The plugin has been designed to be highly customizable. You can customize the following aspects of the plugin.
The plugin has default triggers such as:
- End of sentence:
.
!
?
- End of the line:
\n
- List or task items.
- etc.
If you prefer different triggers, you edit or remove the default triggers or add your own.
To do this, go to the settings and triggers section.
If you press the +
button, you can add a new trigger.
You must decide if each trigger is a string or a regex trigger.
If you select string, the plugin will check if the prefix ends with this specific string.
If you select regex, the plugin will check if the prefix matches the regex.
Do not forget to add the end-of-line symbol ($
) for the regex triggers. Else you might match in the middle of the prefix.
Also, be aware that more trigger-happy triggers can result in more API calls and, thus, higher costs.
The trigger delay is the amount of time the plugin stays in the queueing state before going to the predicting state. This delay prevents the plugin from making too many API calls by automatically canceling the prediction request if the user continues typing. You can configure this delay in the settings. Increasing this delay will reduce the number of API calls but will also make the plugin feel less responsive. So you should find a balance between these two factors that works for you.
The LLM models also have certain hyperparameters that can be tuned. For example, you are free to change the following parameters:
temperature
: Controls randomness. Lower temperatures result in more repetitive and deterministic responses. Higher temperatures will result in more unexpected or creative responses.top_p
: Like the temperature, lowering Top P will limit the model's token selection to likelier tokens. Increasing Top P expands the model's token selection with lower likelihood tokens.max_tokens
: The maximum number of tokens the model is allowed to generate. This includes the chain of thought tokens before the answer.presence_penalty
: Reduce the chance of repeating any token that has appeared in the text so far. This increases the likelihood of introducing new topics in a response.frequency_penalty
: Reduce the chance of repeating a token proportionally based on how often it has appeared in the text so far. This decreases the likelihood of repeating the exact same text in a response.

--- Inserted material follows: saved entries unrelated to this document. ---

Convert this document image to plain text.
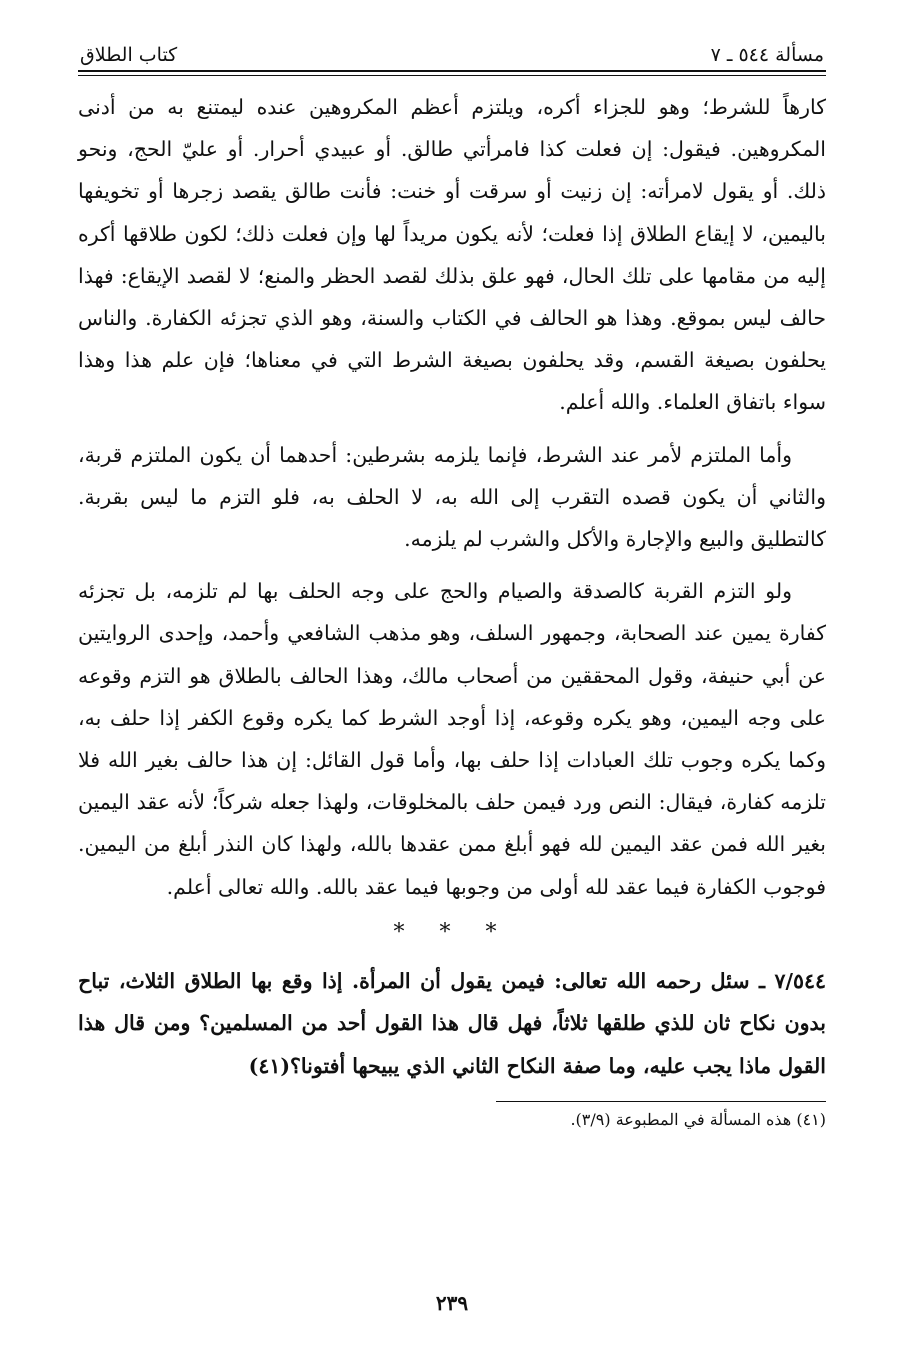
مسألة ٥٤٤ ـ ٧
كتاب الطلاق

كارهاً للشرط؛ وهو للجزاء أكره، ويلتزم أعظم المكروهين عنده ليمتنع به من أدنى المكروهين. فيقول: إن فعلت كذا فامرأتي طالق. أو عبيدي أحرار. أو عليّ الحج، ونحو ذلك. أو يقول لامرأته: إن زنيت أو سرقت أو خنت: فأنت طالق يقصد زجرها أو تخويفها باليمين، لا إيقاع الطلاق إذا فعلت؛ لأنه يكون مريداً لها وإن فعلت ذلك؛ لكون طلاقها أكره إليه من مقامها على تلك الحال، فهو علق بذلك لقصد الحظر والمنع؛ لا لقصد الإيقاع: فهذا حالف ليس بموقع. وهذا هو الحالف في الكتاب والسنة، وهو الذي تجزئه الكفارة. والناس يحلفون بصيغة القسم، وقد يحلفون بصيغة الشرط التي في معناها؛ فإن علم هذا وهذا سواء باتفاق العلماء. والله أعلم.

وأما الملتزم لأمر عند الشرط، فإنما يلزمه بشرطين: أحدهما أن يكون الملتزم قربة، والثاني أن يكون قصده التقرب إلى الله به، لا الحلف به، فلو التزم ما ليس بقربة. كالتطليق والبيع والإجارة والأكل والشرب لم يلزمه.

ولو التزم القربة كالصدقة والصيام والحج على وجه الحلف بها لم تلزمه، بل تجزئه كفارة يمين عند الصحابة، وجمهور السلف، وهو مذهب الشافعي وأحمد، وإحدى الروايتين عن أبي حنيفة، وقول المحققين من أصحاب مالك، وهذا الحالف بالطلاق هو التزم وقوعه على وجه اليمين، وهو يكره وقوعه، إذا أوجد الشرط كما يكره وقوع الكفر إذا حلف به، وكما يكره وجوب تلك العبادات إذا حلف بها، وأما قول القائل: إن هذا حالف بغير الله فلا تلزمه كفارة، فيقال: النص ورد فيمن حلف بالمخلوقات، ولهذا جعله شركاً؛ لأنه عقد اليمين بغير الله فمن عقد اليمين لله فهو أبلغ ممن عقدها بالله، ولهذا كان النذر أبلغ من اليمين. فوجوب الكفارة فيما عقد لله أولى من وجوبها فيما عقد بالله. والله تعالى أعلم.

* * *
٧/٥٤٤ ـ سئل رحمه الله تعالى: فيمن يقول أن المرأة. إذا وقع بها الطلاق الثلاث، تباح بدون نكاح ثان للذي طلقها ثلاثاً، فهل قال هذا القول أحد من المسلمين؟ ومن قال هذا القول ماذا يجب عليه، وما صفة النكاح الثاني الذي يبيحها أفتونا؟(٤١)
(٤١) هذه المسألة في المطبوعة (٣/٩).
٢٣٩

These parameters allow you to customize the model's creativity and reliability. Feel free to experiment with these parameters to find the best settings for you.
Before the text is sent to the API provider, the plugin will do some preprocessing.

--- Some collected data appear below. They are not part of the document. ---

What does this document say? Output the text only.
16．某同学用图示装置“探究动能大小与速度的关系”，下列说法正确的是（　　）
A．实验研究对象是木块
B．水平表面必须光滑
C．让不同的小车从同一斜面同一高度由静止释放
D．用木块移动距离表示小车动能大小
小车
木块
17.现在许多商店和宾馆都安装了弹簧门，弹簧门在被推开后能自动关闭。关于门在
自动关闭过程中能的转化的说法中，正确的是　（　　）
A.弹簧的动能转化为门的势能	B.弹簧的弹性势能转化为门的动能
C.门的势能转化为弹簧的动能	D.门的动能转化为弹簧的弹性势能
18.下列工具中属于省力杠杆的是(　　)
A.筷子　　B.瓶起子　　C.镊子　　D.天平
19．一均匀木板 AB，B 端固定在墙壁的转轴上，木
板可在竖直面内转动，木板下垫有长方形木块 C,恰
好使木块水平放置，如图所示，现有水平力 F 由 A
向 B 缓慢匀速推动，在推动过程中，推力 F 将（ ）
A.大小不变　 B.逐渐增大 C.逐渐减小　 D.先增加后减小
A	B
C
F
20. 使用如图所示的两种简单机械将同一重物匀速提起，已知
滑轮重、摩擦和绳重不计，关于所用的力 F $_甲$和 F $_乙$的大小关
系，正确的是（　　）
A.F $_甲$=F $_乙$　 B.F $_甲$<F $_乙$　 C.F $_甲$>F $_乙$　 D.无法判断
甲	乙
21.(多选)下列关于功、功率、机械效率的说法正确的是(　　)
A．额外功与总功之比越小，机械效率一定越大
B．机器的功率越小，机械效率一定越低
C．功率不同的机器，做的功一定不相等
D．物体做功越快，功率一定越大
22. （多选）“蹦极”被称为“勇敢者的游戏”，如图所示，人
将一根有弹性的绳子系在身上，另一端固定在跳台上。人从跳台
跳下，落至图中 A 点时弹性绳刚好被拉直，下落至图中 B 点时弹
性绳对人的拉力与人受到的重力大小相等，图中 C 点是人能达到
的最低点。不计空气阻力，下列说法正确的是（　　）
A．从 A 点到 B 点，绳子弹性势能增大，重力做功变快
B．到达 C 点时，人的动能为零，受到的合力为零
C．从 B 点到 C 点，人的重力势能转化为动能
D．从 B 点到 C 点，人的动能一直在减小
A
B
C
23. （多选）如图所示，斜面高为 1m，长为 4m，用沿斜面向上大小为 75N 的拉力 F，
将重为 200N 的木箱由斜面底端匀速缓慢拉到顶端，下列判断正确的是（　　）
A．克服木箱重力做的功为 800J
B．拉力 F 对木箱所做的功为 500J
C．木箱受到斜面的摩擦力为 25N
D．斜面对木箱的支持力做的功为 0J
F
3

This typically involves removing some text that is not relevant to the API provider.
The most important thing here is the number of characters in the prefix and suffix that you want to include in the prediction request.
These settings will truncate the prefix to the last n
characters and the suffix to the first m
characters.
Especially for large documents, this can significantly reduce inference time and costs.
However, if you set these values too low, the model might not have enough context to generate a good response.
So you should find a balance between these two factors that work for you.
For advanced users, we also provide the option to customize the prompt engineering aspects of the plugin. These settings are hidden by default, but you can make them visible by enabling the advanced model setting. Feel free to experiment with these settings to find the best ones for you. If you mess up the settings, you can always reset them using the factory reset button to the default values. Be aware that this will reset all the settings to the default values. So ensure you have a backup of your settings if you want to keep them.
The [model](./how does the model work in details.md) section shows the default system prompts. This prompt is fully customizable. Feel free to experiment with this prompt to find the best settings for you. However, be aware that you must make it consistent with the following settings:
- Few shot examples (See Customize the few shot examples section bellow.)
- Chain-of-thought removal regex: This regex removes all the non-answer-related text from the response. If this is not done correctly, you might get unexpected text in your suggestions.
- User message template: This template is used to generate the user message that is shown in the suggestion. It determines how the prefix, mask, and suffix are combined into a single message.
In the model section, we have shown how the few shot examples are used to improve the model's predictions.
These examples are fully customizable.
You can add examples by pressing the +
button (red rectangle).
You can remove examples by pressing the x
button (blue rectangle).
An example consists of 3 parts:
- Context (yellow rectangle): This is the context in which examples should be used. The plugin uses this to determine when to use this example. The example will not be used if the cursor is not in this context.
- Human message: This is the input we want to give the model. This is an example document with text before and after
<mask/>
. - Assist message: This is an example answer of a suitable response. This answer should be consistent with the system prompt and the chain-of-thought removal regex.